The 8th U.S. Circuit Court of Appeals today reversed federal district Judge James Moody and said two Little Rock police officers had acted constitutionally in tasing a mother and handcuffing her son in a dispute at a Little Rock high school.
Moody had dismissed complaints against the police chief and the officers in their official capacity, but said the suit personally against Officers Hubert Bryant and Chris Oldham could proceed.
Dedra Rudley sued for herself and minor child over her arrest in an altercation at J.A. Fair High School in 2014. When a meeting with the principal over her son’s grades grew hostile, the principal directed an officer to take Rudley out of the building. (He contended, and she disputed, that she’d thrown a book at the principal.) Some of the resulting altercation was recorded on Bryant’s taser, which he discharged three times.

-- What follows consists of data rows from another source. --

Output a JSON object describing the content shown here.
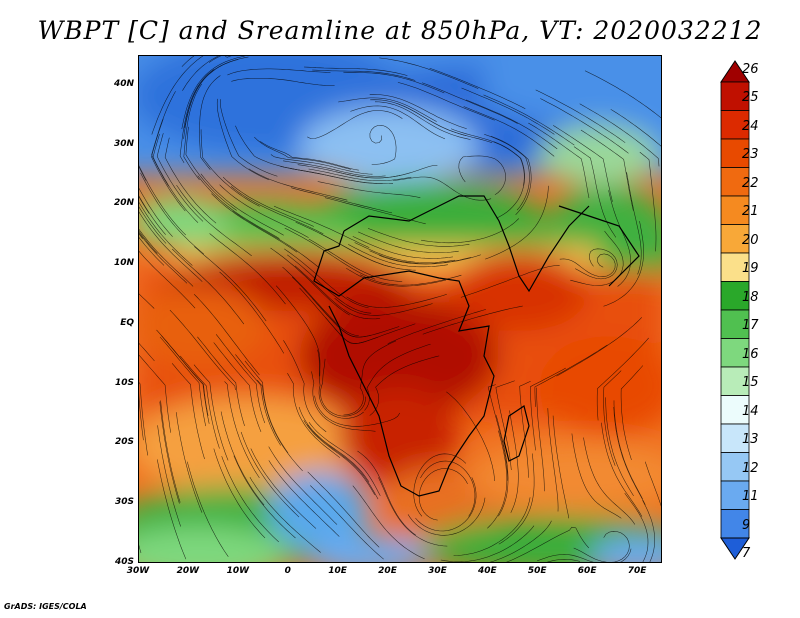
{
  "title": "WBPT [C] and Sreamline at 850hPa, VT: 2020032212",
  "footer": "GrADS: IGES/COLA",
  "map": {
    "lat_range": [
      -40,
      45
    ],
    "lon_range": [
      -30,
      75
    ],
    "lat_ticks": [
      "40N",
      "30N",
      "20N",
      "10N",
      "EQ",
      "10S",
      "20S",
      "30S",
      "40S"
    ],
    "lat_tick_values": [
      40,
      30,
      20,
      10,
      0,
      -10,
      -20,
      -30,
      -40
    ],
    "lon_ticks": [
      "30W",
      "20W",
      "10W",
      "0",
      "10E",
      "20E",
      "30E",
      "40E",
      "50E",
      "60E",
      "70E"
    ],
    "lon_tick_values": [
      -30,
      -20,
      -10,
      0,
      10,
      20,
      30,
      40,
      50,
      60,
      70
    ]
  },
  "colorbar": {
    "labels": [
      "26",
      "25",
      "24",
      "23",
      "22",
      "21",
      "20",
      "19",
      "18",
      "17",
      "16",
      "15",
      "14",
      "13",
      "12",
      "11",
      "9",
      "7"
    ],
    "colors": [
      "#a00000",
      "#c01000",
      "#dc2a00",
      "#e84a00",
      "#f06a10",
      "#f58a20",
      "#f8a838",
      "#fbe08a",
      "#2aa82a",
      "#50c050",
      "#7ed87e",
      "#b8ecb8",
      "#ecfcfc",
      "#c8e6fa",
      "#96c8f4",
      "#6aaaf0",
      "#4286e8",
      "#1e5ed8"
    ]
  }
}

Oldham arrived and handcuffed the son, who had a broken clavicle. The situation was “combative and chaotic” Judge Moody observed, such that it wasn’t sufficiently clear the officers had acted reasonably in use of force and thus the case should go to trial.
The 8th Circuit disagreed and reversed Moody. It said the officers were entitled to immunity for their actions that day. It said, among others, that Rudley had behaved in such a way that an officer could reasonably take action to avoid an escalation of the confrontation. Oldham, too, could have reasonably believed the minor son could have presented a threat.